Evolutionaire doctrine. De ontwikkeling van de oudheid tot het heden

Evolutionaire doctrine. De ontwikkeling van de oudheid tot het heden
Evolutionaire doctrine. De ontwikkeling van de oudheid tot het heden
Anonim

Evolutionaire doctrine is de som van alle ideeën over de patronen, mechanismen van veranderingen die plaatsvinden in de organische natuur. Volgens hem zijn alle momenteel bestaande soorten organismen door een lange verandering voortgekomen uit hun verre "verwanten". Het analyseert hoe individuele organismen zich ontwikkelen (ontogenese), houdt rekening met de ontwikkeling van integrale groepen organismen (fylogenese) en hun aanpassing.

evolutionaire doctrine
evolutionaire doctrine

Evolutionaire doctrine heeft zijn wortels in de oudheid, waar natuuronderzoekers, filosofen van het oude Griekenland en Rome (Aristoteles, Democritus, Anaxagoras…) hun veronderstellingen uitten over de ontwikkeling en transformaties van organismen. Deze conclusies waren echter niet gebaseerd op wetenschappelijke kennis en waren puur giswerk. In de Middeleeuwen was er een stagnatie in de ontwikkeling van deze doctrine. Dit was te wijten aan de dominantie van religieuze dogma's en scholastiek. Ja inLange tijd was het creationistische standpunt leidend in de christelijke wereld. Desondanks gaven sommige wetenschappers hun mening over het bestaan van monsters, zoals blijkt uit de vondsten van fossiele resten.

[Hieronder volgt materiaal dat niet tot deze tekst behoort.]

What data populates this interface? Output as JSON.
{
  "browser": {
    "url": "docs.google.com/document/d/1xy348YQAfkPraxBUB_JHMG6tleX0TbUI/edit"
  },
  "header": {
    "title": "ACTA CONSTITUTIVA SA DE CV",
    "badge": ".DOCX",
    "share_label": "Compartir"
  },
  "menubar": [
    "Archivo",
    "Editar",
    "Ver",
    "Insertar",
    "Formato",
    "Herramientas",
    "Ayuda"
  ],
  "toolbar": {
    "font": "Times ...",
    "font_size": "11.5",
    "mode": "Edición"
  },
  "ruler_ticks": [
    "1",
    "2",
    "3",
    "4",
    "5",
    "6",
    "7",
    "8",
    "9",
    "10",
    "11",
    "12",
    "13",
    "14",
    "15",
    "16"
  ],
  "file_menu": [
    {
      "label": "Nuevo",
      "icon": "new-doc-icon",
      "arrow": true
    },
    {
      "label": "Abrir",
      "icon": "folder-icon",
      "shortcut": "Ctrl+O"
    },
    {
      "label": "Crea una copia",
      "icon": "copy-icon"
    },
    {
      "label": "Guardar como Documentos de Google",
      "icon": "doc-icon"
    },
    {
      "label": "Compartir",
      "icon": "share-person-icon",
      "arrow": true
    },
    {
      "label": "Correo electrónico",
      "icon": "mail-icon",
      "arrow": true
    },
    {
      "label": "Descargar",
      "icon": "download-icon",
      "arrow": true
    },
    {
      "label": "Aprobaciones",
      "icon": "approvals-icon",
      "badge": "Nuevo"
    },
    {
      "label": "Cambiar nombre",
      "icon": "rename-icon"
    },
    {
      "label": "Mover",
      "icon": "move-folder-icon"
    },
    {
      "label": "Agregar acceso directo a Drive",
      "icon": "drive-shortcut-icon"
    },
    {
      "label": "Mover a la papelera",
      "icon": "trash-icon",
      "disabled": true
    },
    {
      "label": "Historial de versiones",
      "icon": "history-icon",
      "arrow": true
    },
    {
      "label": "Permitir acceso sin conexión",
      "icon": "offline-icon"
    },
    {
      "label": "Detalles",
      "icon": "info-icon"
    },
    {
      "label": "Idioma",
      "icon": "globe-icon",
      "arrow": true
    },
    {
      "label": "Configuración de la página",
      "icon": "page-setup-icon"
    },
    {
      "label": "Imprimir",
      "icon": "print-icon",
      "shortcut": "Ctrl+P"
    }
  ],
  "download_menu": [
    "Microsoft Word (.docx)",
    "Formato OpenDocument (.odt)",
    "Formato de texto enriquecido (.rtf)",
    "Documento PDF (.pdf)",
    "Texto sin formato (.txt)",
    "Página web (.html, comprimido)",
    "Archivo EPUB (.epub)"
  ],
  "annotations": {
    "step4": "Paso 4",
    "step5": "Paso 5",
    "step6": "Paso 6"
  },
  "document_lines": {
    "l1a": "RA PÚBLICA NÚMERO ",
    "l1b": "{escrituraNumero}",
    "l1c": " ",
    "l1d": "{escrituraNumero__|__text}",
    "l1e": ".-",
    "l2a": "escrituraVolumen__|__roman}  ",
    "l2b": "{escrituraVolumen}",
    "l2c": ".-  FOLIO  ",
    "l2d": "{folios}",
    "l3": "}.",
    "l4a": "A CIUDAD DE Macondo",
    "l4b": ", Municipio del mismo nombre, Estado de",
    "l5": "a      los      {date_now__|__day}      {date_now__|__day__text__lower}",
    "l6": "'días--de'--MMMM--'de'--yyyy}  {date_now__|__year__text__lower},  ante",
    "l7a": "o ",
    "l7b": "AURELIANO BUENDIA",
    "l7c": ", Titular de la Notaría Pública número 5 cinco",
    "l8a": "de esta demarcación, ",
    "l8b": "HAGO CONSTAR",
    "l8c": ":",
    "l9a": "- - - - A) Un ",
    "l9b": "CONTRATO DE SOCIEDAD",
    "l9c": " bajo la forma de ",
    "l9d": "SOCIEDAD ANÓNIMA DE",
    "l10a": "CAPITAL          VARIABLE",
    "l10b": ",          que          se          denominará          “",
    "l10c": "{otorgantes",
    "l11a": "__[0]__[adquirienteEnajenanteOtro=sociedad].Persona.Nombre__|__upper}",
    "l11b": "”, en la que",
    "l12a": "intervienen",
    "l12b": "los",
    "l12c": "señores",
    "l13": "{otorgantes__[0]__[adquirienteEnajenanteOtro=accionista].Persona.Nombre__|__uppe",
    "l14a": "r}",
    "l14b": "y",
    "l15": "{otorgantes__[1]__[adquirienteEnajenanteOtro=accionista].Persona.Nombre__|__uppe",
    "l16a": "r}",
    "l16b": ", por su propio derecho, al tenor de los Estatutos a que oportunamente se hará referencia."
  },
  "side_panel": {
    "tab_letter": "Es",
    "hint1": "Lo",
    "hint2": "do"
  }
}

Tijdens het verzamelen van feiten in de 18e eeuw, verscheen een nieuwe richting - transformisme, waarin de variabiliteit van soorten werd bestudeerd. Vertegenwoordigers van de leer waren wetenschappers als J. Buffoni, E. Darwin, E. Geoffroy Saint-Hilervo. Hun evolutionaire doctrine in de vorm van bewijs had twee feiten: de aanwezigheid van interspecifieke overgangsvormen, de overeenkomst in de structuur van dieren en planten die tot dezelfde groep behoren. Geen van deze cijfers sprak echter over de redenen voor de voortdurende veranderingen.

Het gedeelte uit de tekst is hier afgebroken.